Power Walking

Power Walking

Categorized as walking with a speed at the high end of the natural walking gait, power walking typically ranges in speed from 7 to 9 kilometers or 4.5-6 miles per hour.

One foot must be in contact with the ground at all times to technically qualify as power walking as opposed to running or jogging. 

This exercise, while primarily targeting the lower legs, engages much of the entire body when performed at an elevated pace. Power walking works the following muscle groups:

  • Calves
  • Tibials
  • Hams
  • Quads
  • Glutes
  • Core
  • External Abductors
  • Internal adductors
  • Erector Spinae
  • Arm and shoulder muscles

Race walking and power walking, while similar and both highly effective forms of exercise and calorie burning, have a few main differences. 

Race walking is a highly competitive and technical form of walking performed in track meets all over the world, and even in the Olympic games. Power walking is primarily used for fitness, whereas race walking is for competition. Race walking also maintains a faster gait, with experts able to cover 8 to 9 miles per hour. 

History of Race Walking 

Though there are some minimal form and pace differences between power walking and race walking as mentioned above, there is not much to be found on the origins of power walking, and since race walking is an Olympic Sport, its lineage is much more easy to track. 

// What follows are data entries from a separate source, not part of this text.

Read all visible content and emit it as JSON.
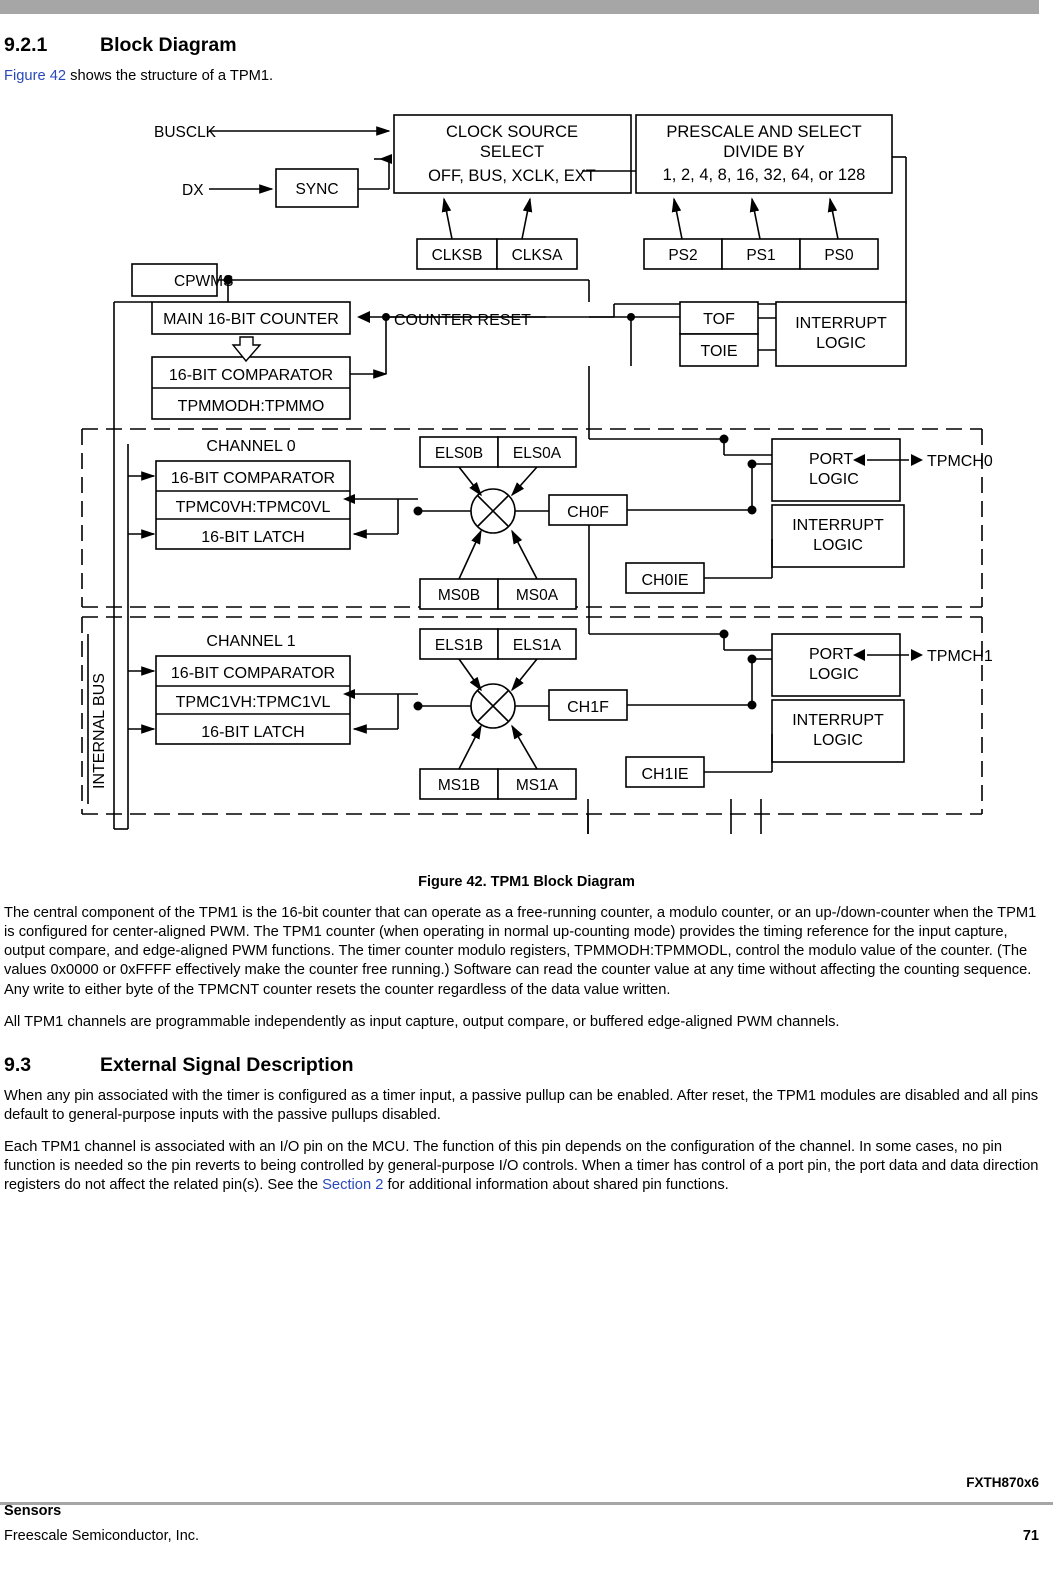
{
  "section": {
    "number": "9.2.1",
    "title": "Block Diagram"
  },
  "intro": {
    "xref": "Figure 42",
    "rest": " shows the structure of a TPM1."
  },
  "figure": {
    "caption": "Figure 42. TPM1 Block Diagram",
    "labels": {
      "busclk": "BUSCLK",
      "dx": "DX",
      "sync": "SYNC",
      "clock_source_1": "CLOCK SOURCE",
      "clock_source_2": "SELECT",
      "clock_source_3": "OFF, BUS, XCLK, EXT",
      "prescale_1": "PRESCALE AND SELECT",
      "prescale_2": "DIVIDE BY",
      "prescale_3": "1, 2, 4, 8, 16, 32, 64, or 128",
      "clksb": "CLKSB",
      "clksa": "CLKSA",
      "ps2": "PS2",
      "ps1": "PS1",
      "ps0": "PS0",
      "cpwms": "CPWMS",
      "main_counter": "MAIN 16-BIT COUNTER",
      "counter_reset": "COUNTER RESET",
      "comparator_main": "16-BIT COMPARATOR",
      "tpmmod": "TPMMODH:TPMMO",
      "tof": "TOF",
      "toie": "TOIE",
      "interrupt_logic_top_1": "INTERRUPT",
      "interrupt_logic_top_2": "LOGIC",
      "internal_bus": "INTERNAL BUS",
      "channel0": "CHANNEL 0",
      "ch0_comparator": "16-BIT COMPARATOR",
      "ch0_reg": "TPMC0VH:TPMC0VL",
      "ch0_latch": "16-BIT LATCH",
      "els0b": "ELS0B",
      "els0a": "ELS0A",
      "ms0b": "MS0B",
      "ms0a": "MS0A",
      "ch0f": "CH0F",
      "ch0ie": "CH0IE",
      "port_logic0_1": "PORT",
      "port_logic0_2": "LOGIC",
      "interrupt_logic0_1": "INTERRUPT",
      "interrupt_logic0_2": "LOGIC",
      "tpmch0": "TPMCH0",
      "channel1": "CHANNEL 1",
      "ch1_comparator": "16-BIT COMPARATOR",
      "ch1_reg": "TPMC1VH:TPMC1VL",
      "ch1_latch": "16-BIT LATCH",
      "els1b": "ELS1B",
      "els1a": "ELS1A",
      "ms1b": "MS1B",
      "ms1a": "MS1A",
      "ch1f": "CH1F",
      "ch1ie": "CH1IE",
      "port_logic1_1": "PORT",
      "port_logic1_2": "LOGIC",
      "interrupt_logic1_1": "INTERRUPT",
      "interrupt_logic1_2": "LOGIC",
      "tpmch1": "TPMCH1"
    }
  },
  "paragraphs": {
    "p1": "The central component of the TPM1 is the 16-bit counter that can operate as a free-running counter, a modulo counter, or an up-/down-counter when the TPM1 is configured for center-aligned PWM. The TPM1 counter (when operating in normal up-counting mode) provides the timing reference for the input capture, output compare, and edge-aligned PWM functions. The timer counter modulo registers, TPMMODH:TPMMODL, control the modulo value of the counter. (The values 0x0000 or 0xFFFF effectively make the counter free running.) Software can read the counter value at any time without affecting the counting sequence. Any write to either byte of the TPMCNT counter resets the counter regardless of the data value written.",
    "p2": "All TPM1 channels are programmable independently as input capture, output compare, or buffered edge-aligned PWM channels."
  },
  "section2": {
    "number": "9.3",
    "title": "External Signal Description"
  },
  "paragraphs2": {
    "p1": "When any pin associated with the timer is configured as a timer input, a passive pullup can be enabled. After reset, the TPM1 modules are disabled and all pins default to general-purpose inputs with the passive pullups disabled.",
    "p2_a": "Each TPM1 channel is associated with an I/O pin on the MCU. The function of this pin depends on the configuration of the channel. In some cases, no pin function is needed so the pin reverts to being controlled by general-purpose I/O controls. When a timer has control of a port pin, the port data and data direction registers do not affect the related pin(s). See the ",
    "p2_xref": "Section 2",
    "p2_b": " for additional information about shared pin functions."
  },
  "footer": {
    "doc": "FXTH870x6",
    "sensors": "Sensors",
    "company": "Freescale Semiconductor, Inc.",
    "page": "71"
  }
}
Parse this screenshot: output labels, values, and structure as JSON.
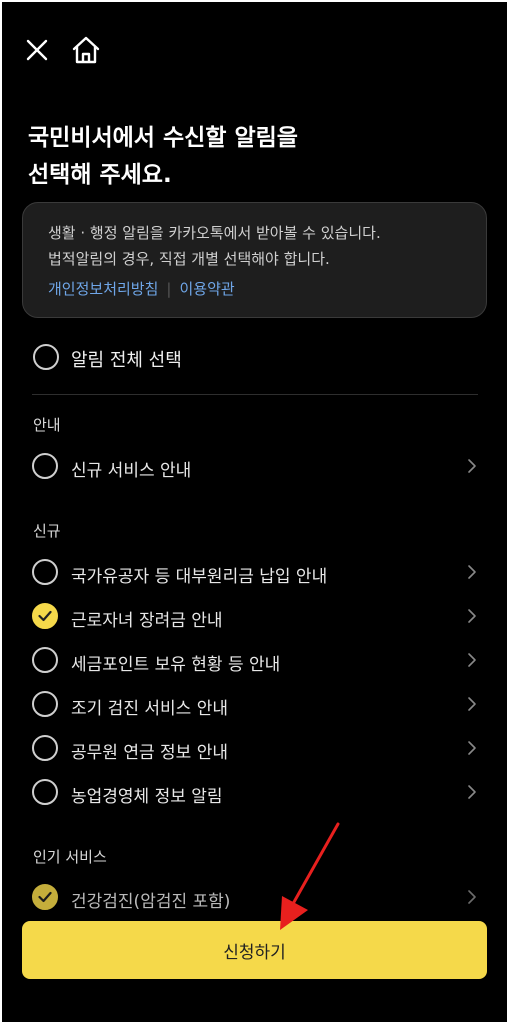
{
  "header": {
    "close_icon": "close-icon",
    "home_icon": "home-icon"
  },
  "title": "국민비서에서 수신할 알림을\n선택해 주세요.",
  "notice": {
    "line1": "생활 · 행정 알림을 카카오톡에서 받아볼 수 있습니다.",
    "line2": "법적알림의 경우, 직접 개별 선택해야 합니다.",
    "privacy_link": "개인정보처리방침",
    "separator": "|",
    "terms_link": "이용약관"
  },
  "select_all": {
    "label": "알림 전체 선택",
    "checked": false
  },
  "sections": [
    {
      "title": "안내",
      "items": [
        {
          "label": "신규 서비스 안내",
          "checked": false
        }
      ]
    },
    {
      "title": "신규",
      "items": [
        {
          "label": "국가유공자 등 대부원리금 납입 안내",
          "checked": false
        },
        {
          "label": "근로자녀 장려금 안내",
          "checked": true
        },
        {
          "label": "세금포인트 보유 현황 등 안내",
          "checked": false
        },
        {
          "label": "조기 검진 서비스 안내",
          "checked": false
        },
        {
          "label": "공무원 연금 정보 안내",
          "checked": false
        },
        {
          "label": "농업경영체 정보 알림",
          "checked": false
        }
      ]
    },
    {
      "title": "인기 서비스",
      "items": [
        {
          "label": "건강검진(암검진 포함)",
          "checked": true
        }
      ]
    }
  ],
  "apply_button": "신청하기",
  "colors": {
    "background": "#000000",
    "accent": "#f5d94a",
    "link": "#6fa6e8",
    "arrow": "#e8201e"
  }
}
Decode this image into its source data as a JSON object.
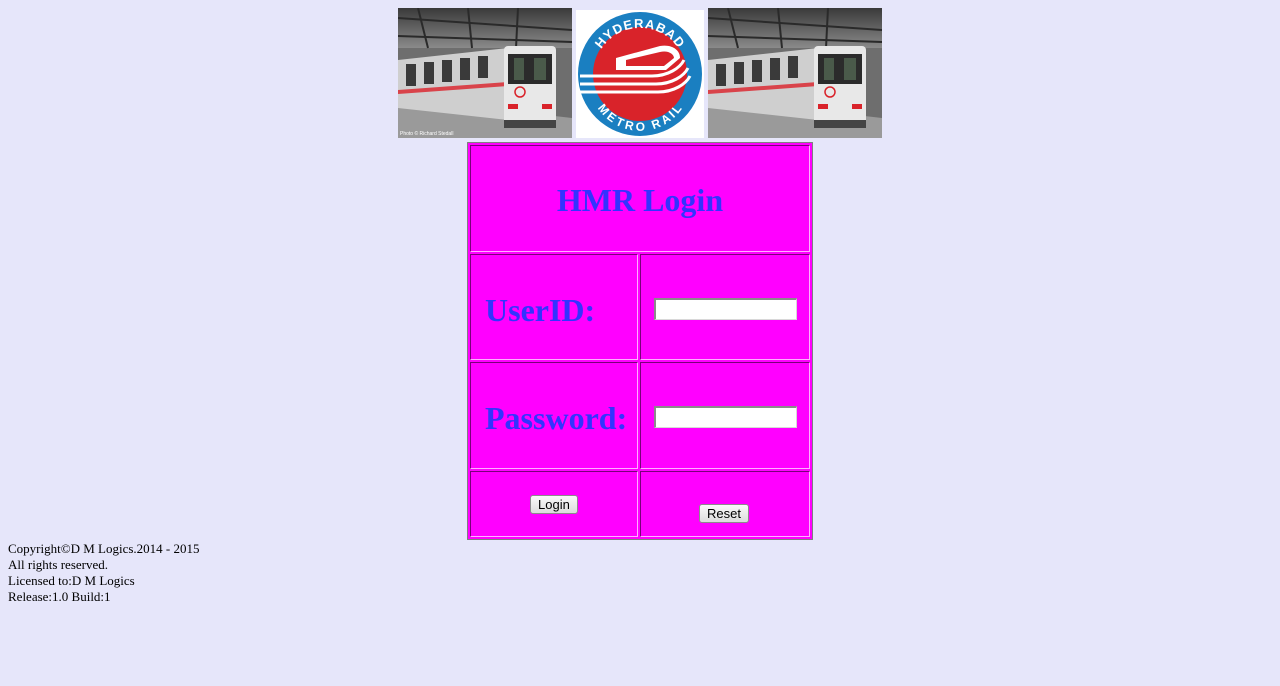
{
  "banner": {
    "logo_top_text": "HYDERABAD",
    "logo_bottom_text": "METRO RAIL",
    "photo_credit": "Photo © Richard Stedall"
  },
  "login": {
    "title": "HMR Login",
    "userid_label": "UserID:",
    "userid_value": "",
    "password_label": "Password:",
    "password_value": "",
    "login_button": "Login",
    "reset_button": "Reset"
  },
  "footer": {
    "copyright": "Copyright©D M Logics.2014 - 2015",
    "rights": "All rights reserved.",
    "license": "Licensed to:D M Logics",
    "release": "Release:1.0 Build:1"
  },
  "colors": {
    "page_background": "#e6e6fa",
    "table_background": "#ff00ff",
    "label_text": "#3333ff",
    "logo_blue": "#1a7fc1",
    "logo_red": "#d9232a"
  }
}
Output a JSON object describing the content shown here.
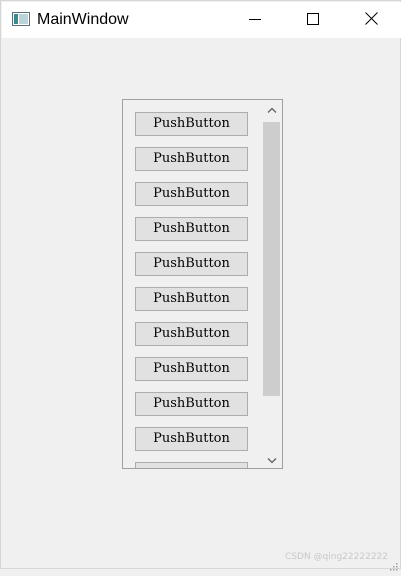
{
  "window": {
    "title": "MainWindow",
    "icons": {
      "app": "app-window-icon",
      "minimize": "minimize-icon",
      "maximize": "maximize-icon",
      "close": "close-icon"
    }
  },
  "scroll_area": {
    "buttons": [
      {
        "label": "PushButton"
      },
      {
        "label": "PushButton"
      },
      {
        "label": "PushButton"
      },
      {
        "label": "PushButton"
      },
      {
        "label": "PushButton"
      },
      {
        "label": "PushButton"
      },
      {
        "label": "PushButton"
      },
      {
        "label": "PushButton"
      },
      {
        "label": "PushButton"
      },
      {
        "label": "PushButton"
      },
      {
        "label": ""
      }
    ],
    "scrollbar": {
      "up_icon": "chevron-up-icon",
      "down_icon": "chevron-down-icon",
      "position_fraction": 0.0,
      "visible_fraction": 0.84
    }
  },
  "watermark": "CSDN @qing22222222"
}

Race walking looks easy until you understand the pace the walkers have to maintain. The “straight-leg rule” means that the knee is not allowed to bend until it passes under the center of the body. 

Judges observe the form of each walker and hold up paddles to penalize them for “loss of contact” on the road and “bent knee” infractions. If a racer receives 3 warning cards from separate judges, he or she is disqualified from the race. 

The first documented race walking contest dates back 400 years to England and spread like wildfire throughout much of the world. By the 1800s, it rivaled horse racing in popularity for one reason: gambling. Spectators could bet on either competition to make it more interesting. 

In these legendary competitions, racers would walk for days. While typical racers would try to walk 100 miles in 24 hours, others were longer, lasting as long as 40 days. 

Whereas 1908 marked the first men’s race walking Olympic competition, women were not granted the same opportunity until 84 years later. Race walking continues to be a part of the Olympic games today. 

How to Increase Your Walking Speed

To prepare yourself for a power walking session, you need to warm up your body.


  • Walk at a comfortable clip for 2-4 minutes 
  • Walk for 1 minute on your heels
  • Perform basic leg stretches

There are 2 main ways to propel yourself into a faster walking motion: 

  1. Increase Your Stepping Frequency. To increase the pace of your steps: 

-Make sure to roll through your feet and push up with your toes

-Use a pendulum motion with your arms, keeping them bent at 90 degrees. 

-Your hands can go up to, but not higher than your chest

-Adapt your arm swings to the cadence of your strides to synchronize the movements. 


  1. Propel Yourself Into Deeper Strides. To increase the length of your steps:

-Push your foot further forward by increasing the rotation of your hip, utilizing a wider range of motion.

-Extend your arms further to sync with your deepened leg strides

-When your arms swing back, extend it by reaching far behind you and pump it forward in an explosive movement to gain momentum and propel your body forward. 

You can choose the method of speed-walking that suits you, or you can perform one and then the other. 


  • Improved overall health
  • Weight management
  • Strengthened lower leg muscles
  • Stress Reduction
  • Protection from joint injury
  • Reduced chance of illness and disease
  • Improved overall agility
  • Low impact workout


  • Race walking
  • Chi Walking
  • Nordic/Pole Walking
  • Brisk Walking

Power Up Your Walking Game

Whether you are interested in all the health benefits of walking, but hate wasting the time it takes to engage in a leisurely stroll, if you want to keep your heart rate up and burn some extra calories, or if you have suffered an injury and need a low impact way to exercise, power walking is a great way to get and stay fit.